Aujourd'hui encore, c'est une belle journée de printemps, une des premières chaudes journées de l'année. Les jardins sont pleins de lilas en fleurs, mais, malgré le ciel, bleu, cet insipide petit trou de Cherbourg est triste et maussade.
Je traverse la ville en courant, ne voulant rien voir et rentrer au plus vite. Pourtant chaque quartier, chaque coin de rue, chaque boutique m'envoient au passage un monde de souvenirs. Notre pension, notre chambre, la maison d'Emma, le bureau où chaque soir nous achetions les dépêches de la guerre et, à la gare, le chêne-vert, unique dans le pays, devant lequel nous venions nous asseoir en souvenir de Fontbruant et de la Limoise.
Maintenant, entre Jean et moi, tout est fini et je cherche encore le mot de la sombre énigme qui l'a irrémédiablement éloigné de moi.

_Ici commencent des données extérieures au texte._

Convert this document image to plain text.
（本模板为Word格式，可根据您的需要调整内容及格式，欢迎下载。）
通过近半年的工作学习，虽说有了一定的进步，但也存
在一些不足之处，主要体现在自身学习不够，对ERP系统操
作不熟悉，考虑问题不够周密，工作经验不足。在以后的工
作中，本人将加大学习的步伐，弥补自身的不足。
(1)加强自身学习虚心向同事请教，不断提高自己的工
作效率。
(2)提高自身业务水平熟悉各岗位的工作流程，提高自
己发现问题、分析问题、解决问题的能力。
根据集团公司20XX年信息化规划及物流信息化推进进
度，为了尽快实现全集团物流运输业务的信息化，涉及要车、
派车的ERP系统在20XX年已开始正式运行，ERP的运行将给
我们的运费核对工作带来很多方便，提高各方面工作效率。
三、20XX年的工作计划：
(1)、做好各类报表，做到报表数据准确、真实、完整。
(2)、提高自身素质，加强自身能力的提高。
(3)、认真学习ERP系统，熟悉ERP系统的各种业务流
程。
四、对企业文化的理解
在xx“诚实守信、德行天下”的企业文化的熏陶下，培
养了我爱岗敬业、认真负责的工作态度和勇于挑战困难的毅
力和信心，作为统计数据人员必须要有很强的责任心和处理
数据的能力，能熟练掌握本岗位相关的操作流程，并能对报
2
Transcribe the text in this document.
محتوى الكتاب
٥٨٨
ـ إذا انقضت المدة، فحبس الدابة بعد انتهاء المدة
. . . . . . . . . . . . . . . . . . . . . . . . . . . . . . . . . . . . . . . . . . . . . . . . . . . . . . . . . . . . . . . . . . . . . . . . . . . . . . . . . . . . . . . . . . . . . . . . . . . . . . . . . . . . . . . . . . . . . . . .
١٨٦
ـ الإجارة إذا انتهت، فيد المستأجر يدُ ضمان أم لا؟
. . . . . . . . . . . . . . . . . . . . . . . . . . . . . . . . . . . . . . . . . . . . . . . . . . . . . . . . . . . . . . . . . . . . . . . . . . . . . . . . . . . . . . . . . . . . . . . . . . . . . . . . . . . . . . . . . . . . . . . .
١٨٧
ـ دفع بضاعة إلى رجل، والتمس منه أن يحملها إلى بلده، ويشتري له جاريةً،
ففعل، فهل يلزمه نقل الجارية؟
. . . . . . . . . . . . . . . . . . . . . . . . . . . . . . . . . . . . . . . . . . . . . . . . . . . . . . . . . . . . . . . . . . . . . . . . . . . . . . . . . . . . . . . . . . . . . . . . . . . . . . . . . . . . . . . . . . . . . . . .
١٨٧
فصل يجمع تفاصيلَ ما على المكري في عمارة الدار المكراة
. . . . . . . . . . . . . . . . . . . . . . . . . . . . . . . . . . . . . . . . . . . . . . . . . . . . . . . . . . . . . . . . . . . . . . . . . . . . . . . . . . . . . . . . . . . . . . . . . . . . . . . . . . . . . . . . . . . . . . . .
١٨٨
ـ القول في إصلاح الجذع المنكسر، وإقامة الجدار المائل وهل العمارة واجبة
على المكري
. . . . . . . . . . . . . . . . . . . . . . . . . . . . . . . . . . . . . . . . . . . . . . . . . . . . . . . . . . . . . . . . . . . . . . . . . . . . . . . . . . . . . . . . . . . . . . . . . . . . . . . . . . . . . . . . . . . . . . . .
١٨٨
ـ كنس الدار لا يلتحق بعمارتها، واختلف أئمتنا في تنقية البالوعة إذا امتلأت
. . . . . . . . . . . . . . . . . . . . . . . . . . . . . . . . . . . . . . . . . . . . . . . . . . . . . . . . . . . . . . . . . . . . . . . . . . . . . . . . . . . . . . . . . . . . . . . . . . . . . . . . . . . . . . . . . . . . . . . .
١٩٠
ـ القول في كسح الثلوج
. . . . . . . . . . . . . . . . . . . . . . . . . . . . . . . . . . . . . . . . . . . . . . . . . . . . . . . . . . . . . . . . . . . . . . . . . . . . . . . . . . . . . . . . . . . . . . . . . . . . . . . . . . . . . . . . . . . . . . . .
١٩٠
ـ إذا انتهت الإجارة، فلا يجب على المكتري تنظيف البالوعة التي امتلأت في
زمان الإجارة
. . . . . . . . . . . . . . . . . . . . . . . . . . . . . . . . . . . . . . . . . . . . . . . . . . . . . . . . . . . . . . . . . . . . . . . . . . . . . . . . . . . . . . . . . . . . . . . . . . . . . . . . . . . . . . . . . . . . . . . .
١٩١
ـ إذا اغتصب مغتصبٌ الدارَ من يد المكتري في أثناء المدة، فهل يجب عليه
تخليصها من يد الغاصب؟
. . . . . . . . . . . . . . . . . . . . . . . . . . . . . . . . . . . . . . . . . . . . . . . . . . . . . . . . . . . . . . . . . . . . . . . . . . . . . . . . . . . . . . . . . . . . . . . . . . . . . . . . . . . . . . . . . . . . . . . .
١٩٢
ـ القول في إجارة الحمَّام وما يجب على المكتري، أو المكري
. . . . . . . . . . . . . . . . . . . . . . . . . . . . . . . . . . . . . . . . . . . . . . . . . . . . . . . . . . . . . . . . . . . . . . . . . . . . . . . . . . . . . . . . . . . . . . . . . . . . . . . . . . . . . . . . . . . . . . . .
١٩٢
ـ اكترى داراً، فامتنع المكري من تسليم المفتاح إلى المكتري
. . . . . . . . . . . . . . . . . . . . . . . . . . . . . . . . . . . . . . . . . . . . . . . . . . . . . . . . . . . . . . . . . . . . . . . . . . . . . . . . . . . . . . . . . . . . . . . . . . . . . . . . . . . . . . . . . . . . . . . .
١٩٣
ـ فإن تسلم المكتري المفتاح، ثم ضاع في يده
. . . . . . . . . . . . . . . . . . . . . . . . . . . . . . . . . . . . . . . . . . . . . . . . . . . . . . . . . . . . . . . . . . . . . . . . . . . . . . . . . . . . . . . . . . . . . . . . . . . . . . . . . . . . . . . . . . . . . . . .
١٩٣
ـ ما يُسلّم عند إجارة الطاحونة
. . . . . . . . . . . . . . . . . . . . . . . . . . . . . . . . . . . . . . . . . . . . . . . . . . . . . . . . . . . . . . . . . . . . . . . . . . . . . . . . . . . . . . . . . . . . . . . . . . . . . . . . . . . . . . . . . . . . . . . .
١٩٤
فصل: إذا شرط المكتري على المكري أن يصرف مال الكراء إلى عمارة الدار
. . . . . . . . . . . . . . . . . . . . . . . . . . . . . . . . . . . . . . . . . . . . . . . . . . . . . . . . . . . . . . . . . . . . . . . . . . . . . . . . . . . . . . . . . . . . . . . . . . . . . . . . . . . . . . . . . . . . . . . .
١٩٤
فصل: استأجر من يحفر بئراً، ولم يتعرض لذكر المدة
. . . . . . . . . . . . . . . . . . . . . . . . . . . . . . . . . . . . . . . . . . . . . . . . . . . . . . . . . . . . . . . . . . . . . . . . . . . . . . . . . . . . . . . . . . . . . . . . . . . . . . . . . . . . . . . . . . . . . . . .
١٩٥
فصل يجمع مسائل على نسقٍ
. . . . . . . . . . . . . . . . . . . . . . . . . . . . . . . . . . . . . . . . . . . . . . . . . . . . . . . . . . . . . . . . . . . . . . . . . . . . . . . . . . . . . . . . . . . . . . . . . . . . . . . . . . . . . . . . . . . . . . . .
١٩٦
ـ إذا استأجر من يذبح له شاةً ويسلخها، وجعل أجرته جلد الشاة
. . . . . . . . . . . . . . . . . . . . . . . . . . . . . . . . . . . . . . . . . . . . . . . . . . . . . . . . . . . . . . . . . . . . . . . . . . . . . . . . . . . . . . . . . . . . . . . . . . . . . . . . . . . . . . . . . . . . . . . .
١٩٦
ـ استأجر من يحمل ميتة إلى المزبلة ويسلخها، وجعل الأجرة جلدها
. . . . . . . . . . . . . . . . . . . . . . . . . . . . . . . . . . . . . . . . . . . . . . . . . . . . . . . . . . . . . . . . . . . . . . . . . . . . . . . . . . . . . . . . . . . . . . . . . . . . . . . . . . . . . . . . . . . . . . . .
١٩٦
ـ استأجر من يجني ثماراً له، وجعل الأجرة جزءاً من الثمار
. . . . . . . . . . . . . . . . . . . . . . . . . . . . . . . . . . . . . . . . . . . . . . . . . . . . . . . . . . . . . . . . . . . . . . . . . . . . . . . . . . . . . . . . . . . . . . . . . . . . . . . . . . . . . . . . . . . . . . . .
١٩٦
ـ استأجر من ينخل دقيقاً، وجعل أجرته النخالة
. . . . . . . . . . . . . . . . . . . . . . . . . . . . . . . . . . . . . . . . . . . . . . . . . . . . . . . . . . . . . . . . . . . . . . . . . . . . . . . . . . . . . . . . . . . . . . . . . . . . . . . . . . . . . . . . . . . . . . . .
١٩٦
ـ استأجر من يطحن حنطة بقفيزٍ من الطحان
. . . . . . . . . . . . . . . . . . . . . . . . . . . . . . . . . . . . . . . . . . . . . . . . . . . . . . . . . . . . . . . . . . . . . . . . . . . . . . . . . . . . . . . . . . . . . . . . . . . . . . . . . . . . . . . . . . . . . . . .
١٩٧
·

Hélas! on n'arrache pas de son cœur une affection comme celle que j'ai eue pour ce frère perdu, sans qu'il reste des déchirures profondes et cruelles. Les années qui passent les ferment à la longue, l'oubli descend tout doucement sur toutes choses et bientôt sans doute le souvenir de Jean sera mort dans mon cœur. Mais, ce soir, sa douce figure est là, présente, et je lui pardonne tout ce qu'il m'a fait.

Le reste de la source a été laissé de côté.